TORONTO, ONTARIO and STORRS, CONNECTICUT -- (Marketwire) -- 12/14/12 -- OPEL Technologies Inc. (TSX VENTURE: OPL)(OTCQX: OPELF) ("OPEL" or "the Company") today announced that it and its affiliate OPEL Solar, Inc. ("Solar") have entered into a definitive agreement (the "Agreement") with Northern States Metals through its subsidiary, Tracker Acquisition, Inc.(the "Purchaser") to sell the non-cash assets of Solar used in connection with the operation of Solar's single axis solar power tracker business (the "Business"). The purchased assets do not include any asset of Solar that is not used in, or does not otherwise relate to, the Business and certain other non-core assets.
The aggregate purchase price is One Million Dollars (US$1,000,000), subject to adjustment for any outstanding indebtedness of Solar related to the Business or variance in the stated inventory.
The Purchaser is not responsible for any liabilities of Solar or the Business of any kind or nature whatsoever arising prior to the closing of the Agreement. Solar is required to retain all maintenance and warranty obligations of the Business.
The TSX Venture Exchange has given its conditional acceptance to this transaction, subject to certain conditions.
OPEL and Solar and each of Peter Copetti and Leon Pierhal have signed non-competition and non-solicitation agreements with the Purchaser and the Agreement provides for standard indemnifications in the event of breach of representations and warranties.
No brokerage or finder's fees or commissions were paid in connection with the Agreement and each party paid its own transaction expenses in connection with the Agreement.
Peter Copetti, executive board member and chair of special committee established by the Board of Directors to diversify out of solar, stated that "Once again OPEL and its team have delivered on what we have promised shareholders since we refocused the Company beginning in June 2012 and this deal, which is the culmination of a complete change in the financial outlook for the Company, is a testament to the focus and execution that has been the hallmark of OPEL in the short time span since we began the task of restoring the Company to fiscal health."
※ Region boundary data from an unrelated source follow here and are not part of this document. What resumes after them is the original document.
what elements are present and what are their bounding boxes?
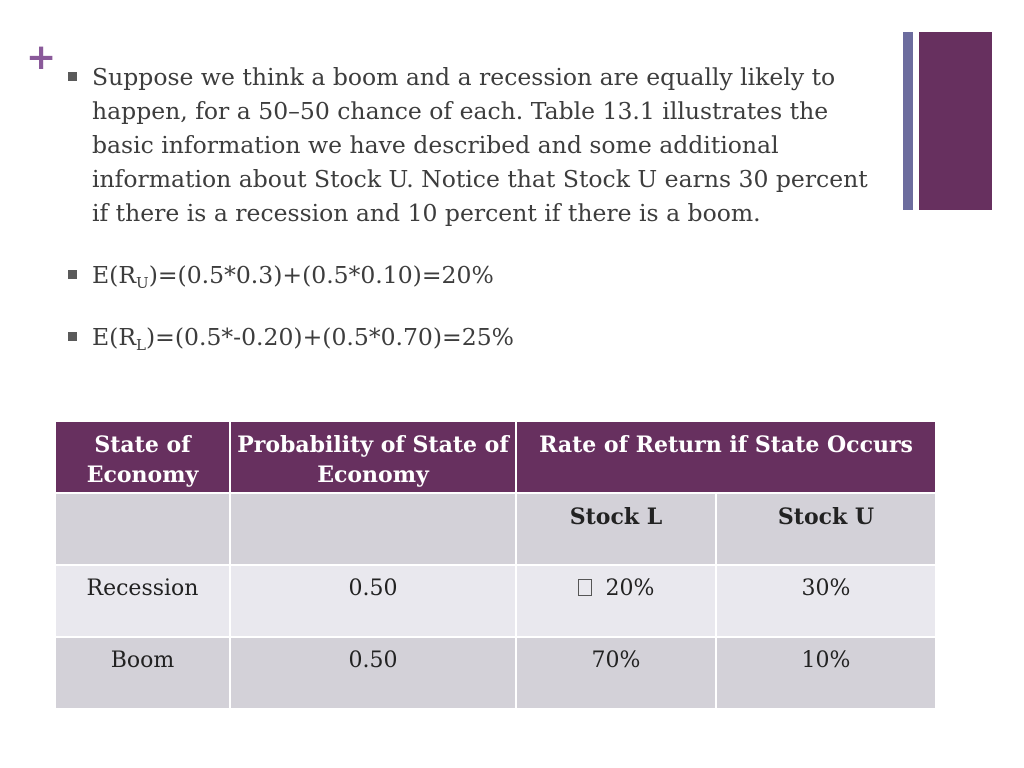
missing-glyph-icon [577, 579, 592, 596]
formula-subscript: U [136, 274, 149, 292]
bullet-square-icon [68, 270, 77, 279]
cell-stock-l: 70% [516, 637, 717, 710]
table-header-row: State of Economy Probability of State of… [56, 422, 937, 494]
cell-probability: 0.50 [230, 565, 517, 638]
subheader-empty-cell [230, 493, 517, 566]
table-row: Recession 0.50 20% 30% [56, 565, 937, 638]
bullet-item-intro: Suppose we think a boom and a recession … [64, 60, 874, 230]
header-probability: Probability of State of Economy [230, 422, 517, 494]
header-state: State of Economy [56, 422, 231, 494]
bullet-item-expected-return-u: E(RU)=(0.5*0.3)+(0.5*0.10)=20% [64, 258, 874, 292]
formula-suffix: )=(0.5*-0.20)+(0.5*0.70)=25% [146, 323, 514, 351]
bullet-list: Suppose we think a boom and a recession … [64, 60, 874, 354]
cell-stock-u: 30% [716, 565, 937, 638]
bullet-text: Suppose we think a boom and a recession … [92, 63, 868, 227]
cell-stock-l: 20% [516, 565, 717, 638]
cell-stock-u: 10% [716, 637, 937, 710]
cell-probability: 0.50 [230, 637, 517, 710]
plus-logo-icon: + [26, 37, 57, 78]
bullet-item-expected-return-l: E(RL)=(0.5*-0.20)+(0.5*0.70)=25% [64, 320, 874, 354]
decorative-thick-bar [919, 32, 992, 210]
table-row: Boom 0.50 70% 10% [56, 637, 937, 710]
cell-stock-l-value: 20% [605, 576, 655, 601]
formula-prefix: E(R [92, 261, 137, 289]
header-return: Rate of Return if State Occurs [516, 422, 937, 494]
subheader-empty-cell [56, 493, 231, 566]
returns-table: State of Economy Probability of State of… [56, 422, 937, 710]
bullet-square-icon [68, 332, 77, 341]
cell-state: Recession [56, 565, 231, 638]
decorative-thin-bar [903, 32, 913, 210]
bullet-square-icon [68, 72, 77, 81]
table-subheader-row: Stock L Stock U [56, 493, 937, 566]
subheader-stock-u: Stock U [716, 493, 937, 566]
formula-suffix: )=(0.5*0.3)+(0.5*0.10)=20% [148, 261, 494, 289]
cell-state: Boom [56, 637, 231, 710]
subheader-stock-l: Stock L [516, 493, 717, 566]
formula-prefix: E(R [92, 323, 137, 351]
formula-subscript: L [136, 336, 146, 354]
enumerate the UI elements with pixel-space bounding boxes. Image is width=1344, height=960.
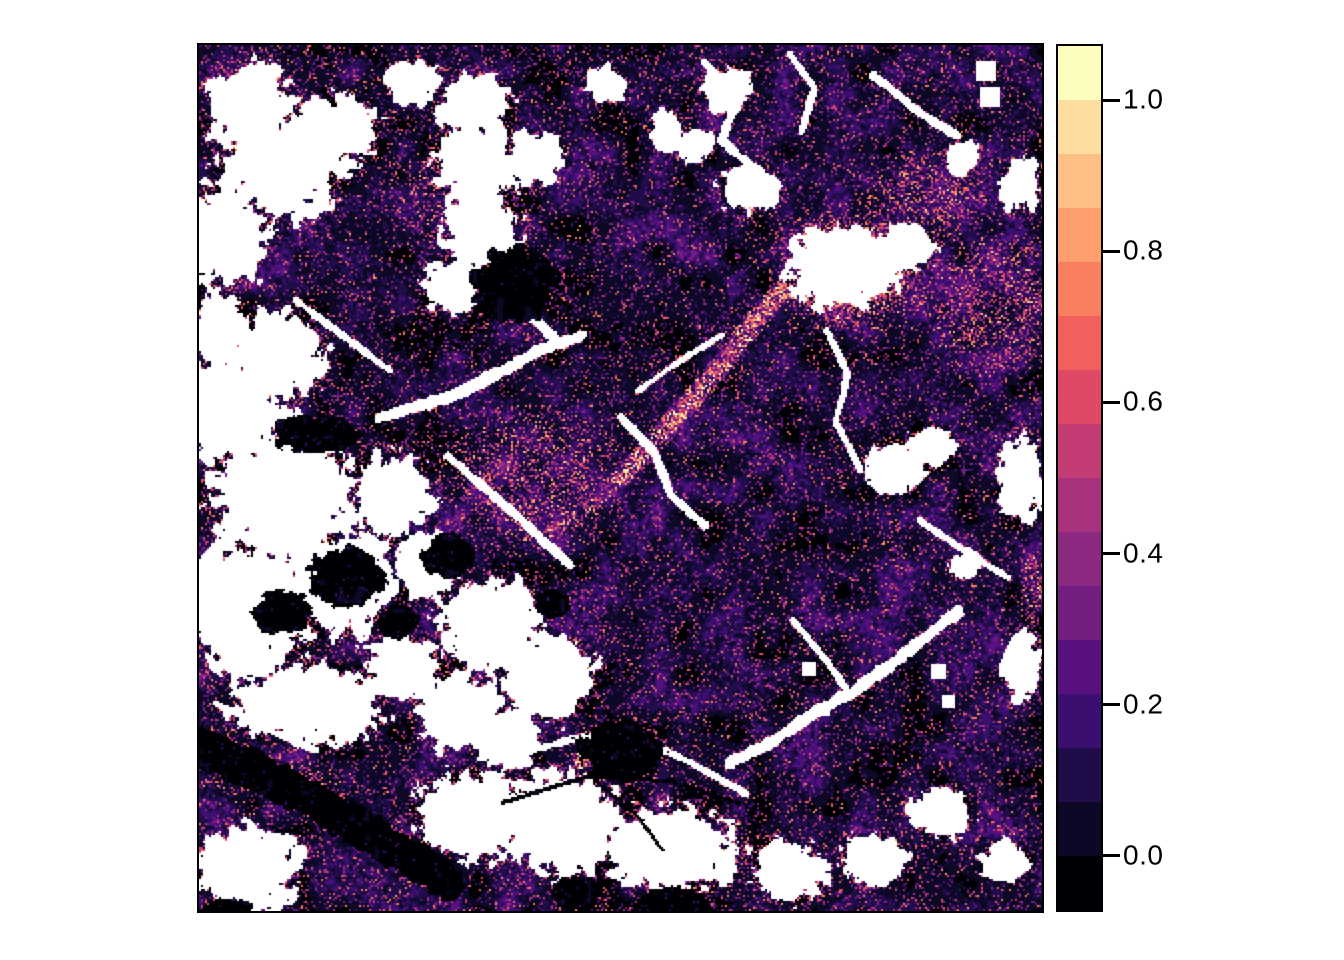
legend-block [1058,424,1101,478]
legend-block [1058,478,1101,532]
colorbar [1056,44,1103,912]
colorbar-tick-mark [1103,854,1120,858]
colorbar-tick-mark [1103,400,1120,404]
legend-block [1058,856,1101,910]
colorbar-tick-label: 0.8 [1123,234,1164,266]
legend-block [1058,262,1101,316]
legend-block [1058,46,1101,100]
legend-block [1058,154,1101,208]
colorbar-tick-label: 0.0 [1123,839,1164,871]
legend-block [1058,100,1101,154]
colorbar-tick-label: 0.4 [1123,537,1164,569]
legend-block [1058,640,1101,694]
colorbar-tick-label: 0.2 [1123,688,1164,720]
colorbar-tick-mark [1103,249,1120,253]
legend-block [1058,532,1101,586]
colorbar-tick-mark [1103,98,1120,102]
legend-block [1058,586,1101,640]
colorbar-tick-mark [1103,703,1120,707]
colorbar-tick-label: 1.0 [1123,83,1164,115]
legend-block [1058,208,1101,262]
raster-image [199,45,1042,911]
colorbar-tick-mark [1103,552,1120,556]
legend-block [1058,694,1101,748]
legend-block [1058,316,1101,370]
colorbar-tick-label: 0.6 [1123,385,1164,417]
map-panel [197,43,1044,913]
legend-block [1058,370,1101,424]
legend-block [1058,748,1101,802]
legend-block [1058,802,1101,856]
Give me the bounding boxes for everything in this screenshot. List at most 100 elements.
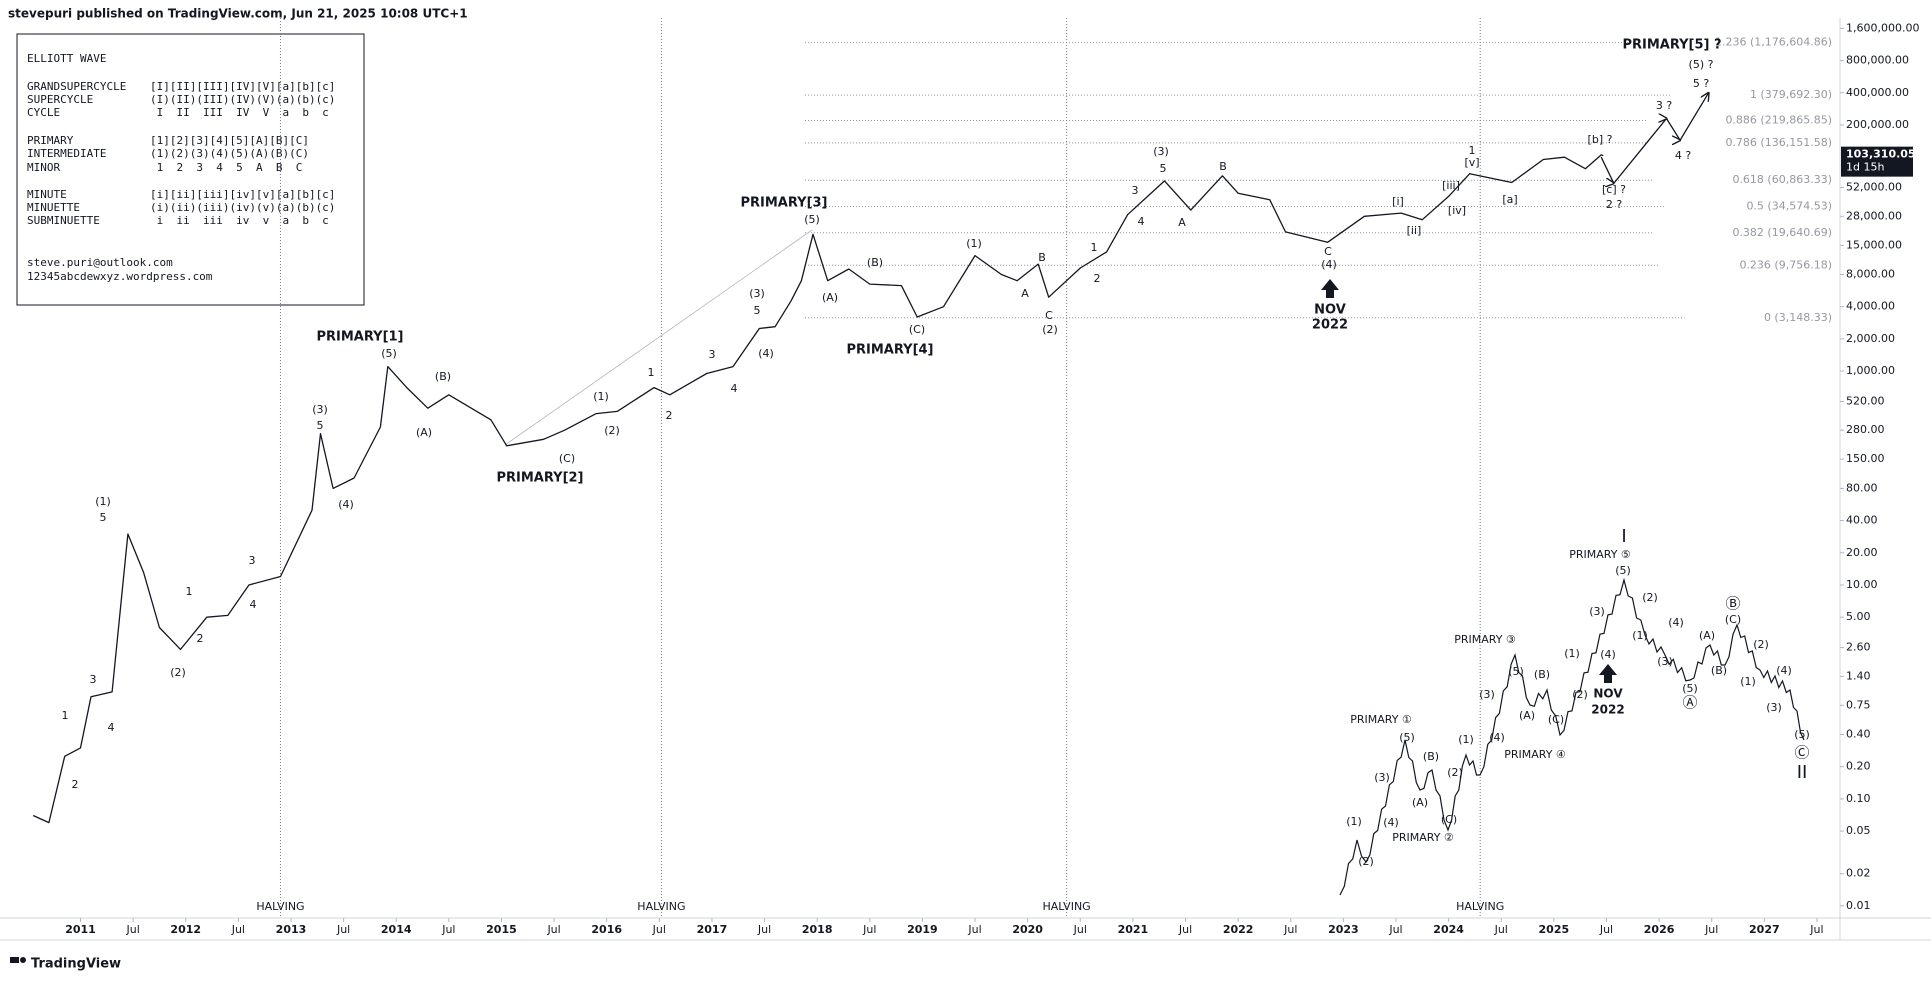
inset-label: (5) — [1615, 564, 1631, 577]
wave-label: [b] ? — [1588, 133, 1613, 146]
trend-line — [504, 229, 813, 446]
x-tick-label: Jul — [231, 923, 245, 936]
legend-level: MINOR — [27, 161, 60, 174]
wave-label: 1 — [186, 585, 193, 598]
y-tick-label: 40.00 — [1846, 514, 1878, 527]
legend-symbols: i ii iii iv v a b c — [150, 214, 329, 227]
wave-label: 3 — [90, 673, 97, 686]
x-tick-label: 2024 — [1433, 923, 1464, 936]
legend-symbols: I II III IV V a b c — [150, 106, 329, 119]
wave-label: 4 — [1138, 215, 1145, 228]
y-tick-label: 28,000.00 — [1846, 209, 1902, 222]
y-tick-label: 10.00 — [1846, 578, 1878, 591]
wave-label: 5 — [1160, 162, 1167, 175]
x-tick-label: Jul — [862, 923, 876, 936]
x-tick-label: 2016 — [591, 923, 622, 936]
wave-label: 3 ? — [1656, 99, 1672, 112]
wave-label: (C) — [559, 452, 575, 465]
inset-label: PRIMARY ③ — [1454, 633, 1516, 646]
wave-label: (3) — [1153, 145, 1169, 158]
y-tick-label: 400,000.00 — [1846, 86, 1909, 99]
wave-label: [iv] — [1448, 204, 1466, 217]
x-tick-label: Jul — [1178, 923, 1192, 936]
wave-label: (C) — [909, 323, 925, 336]
x-tick-label: 2027 — [1749, 923, 1780, 936]
inset-label: (3) — [1766, 701, 1782, 714]
x-tick-label: Jul — [1599, 923, 1613, 936]
fib-level-label: 0.5 (34,574.53) — [1746, 199, 1832, 212]
inset-label: (2) — [1447, 766, 1463, 779]
x-tick-label: Jul — [125, 923, 139, 936]
x-tick-label: Jul — [441, 923, 455, 936]
wave-label: (4) — [1321, 258, 1337, 271]
wave-label: A — [1021, 287, 1029, 300]
wave-label: (5) — [381, 347, 397, 360]
wave-label: 5 — [100, 511, 107, 524]
legend-level: PRIMARY — [27, 134, 74, 147]
wave-label: 2 — [72, 778, 79, 791]
wave-label: 1 — [648, 366, 655, 379]
x-tick-label: 2019 — [907, 923, 938, 936]
x-tick-label: Jul — [1388, 923, 1402, 936]
wave-label: (1) — [966, 237, 982, 250]
y-tick-label: 0.05 — [1846, 824, 1871, 837]
inset-label: PRIMARY ② — [1392, 831, 1454, 844]
legend-contact: steve.puri@outlook.com — [27, 256, 173, 269]
x-tick-label: 2012 — [170, 923, 201, 936]
wave-label: 4 ? — [1675, 149, 1691, 162]
wave-label: (1) — [593, 390, 609, 403]
inset-label: (5) — [1682, 682, 1698, 695]
wave-label: [iii] — [1442, 179, 1460, 192]
legend-symbols: [1][2][3][4][5][A][B][C] — [150, 134, 309, 147]
inset-label: (3) — [1479, 688, 1495, 701]
last-price-tag — [1841, 146, 1913, 177]
halving-label: HALVING — [637, 900, 685, 913]
wave-label: [ii] — [1407, 224, 1422, 237]
wave-label: PRIMARY[1] — [316, 330, 403, 345]
wave-label: 1 — [1091, 241, 1098, 254]
wave-label: 3 — [249, 554, 256, 567]
legend-level: CYCLE — [27, 106, 60, 119]
y-tick-label: 0.75 — [1846, 698, 1871, 711]
last-price-label: 103,310.05 — [1846, 148, 1916, 161]
wave-label: PRIMARY[2] — [496, 471, 583, 486]
inset-wave — [1339, 577, 1805, 896]
fib-level-label: 0.886 (219,865.85) — [1725, 114, 1832, 127]
wave-label: [c] ? — [1602, 183, 1626, 196]
halving-label: HALVING — [1042, 900, 1090, 913]
wave-label: PRIMARY[5] ? — [1622, 38, 1721, 53]
y-tick-label: 150.00 — [1846, 452, 1885, 465]
inset-label: II — [1797, 762, 1808, 783]
wave-label: (B) — [867, 256, 883, 269]
wave-label: (2) — [1042, 323, 1058, 336]
x-tick-label: Jul — [1073, 923, 1087, 936]
x-tick-label: 2023 — [1328, 923, 1359, 936]
inset-label: (B) — [1534, 668, 1550, 681]
inset-label: Ⓐ — [1682, 694, 1697, 712]
wave-label: (3) — [312, 403, 328, 416]
inset-label: (C) — [1725, 613, 1741, 626]
y-tick-label: 520.00 — [1846, 394, 1885, 407]
inset-label: (3) — [1657, 655, 1673, 668]
y-tick-label: 0.10 — [1846, 792, 1871, 805]
y-tick-label: 0.01 — [1846, 899, 1871, 912]
inset-label: Ⓑ — [1725, 595, 1740, 613]
legend-level: MINUTE — [27, 188, 67, 201]
inset-label: (2) — [1358, 855, 1374, 868]
y-tick-label: 1,600,000.00 — [1846, 21, 1919, 34]
wave-label: [i] — [1392, 195, 1404, 208]
inset-label: (1) — [1564, 647, 1580, 660]
legend-title: ELLIOTT WAVE — [27, 52, 106, 65]
inset-label: (1) — [1346, 815, 1362, 828]
footer-logo: TradingView — [10, 957, 121, 972]
wave-label: (3) — [749, 287, 765, 300]
legend-box: ELLIOTT WAVE GRANDSUPERCYCLE [I][II][III][… — [16, 33, 365, 306]
x-tick-label: 2026 — [1644, 923, 1675, 936]
wave-label: (2) — [170, 666, 186, 679]
inset-label: (1) — [1632, 629, 1648, 642]
y-tick-label: 800,000.00 — [1846, 54, 1909, 67]
x-tick-label: 2022 — [1223, 923, 1254, 936]
x-tick-label: Jul — [1494, 923, 1508, 936]
wave-label: 2 — [197, 632, 204, 645]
In the space of six months, we are extremely pleased to have reported the following achievements:
-- The balance sheet continues to improve.-- The Company has continued to advance toward a pure business play focused on the development of the POET technology.-- The Company has restructured over $3.0 million in debt and has raised over $5.0 million in financing in difficult times.-- Most importantly, as announced on December 4, 2012, its ODIS division has successfully produced an integrated laser device, thereby achieving a key milestone in its Planar Optoelectronic Technology ("POET") process that enables high-performance devices fusing optical and electronic devices together on a single chip. OPEL believes that this development is an industry changing first.-- OPEL has paid US$150,000 to TCA Global Credit Master Fund, LP ("TCA") in return for 500,000 common shares of OPEL to be returned to Treasury for cancellation. The shares were previously issued to TCA as security for US$150,000 in investment banking fees owing to TCA for arranging the secured line of credit which has now been repaid in full and discharged along with the assets of the Company which had secured the line of credit.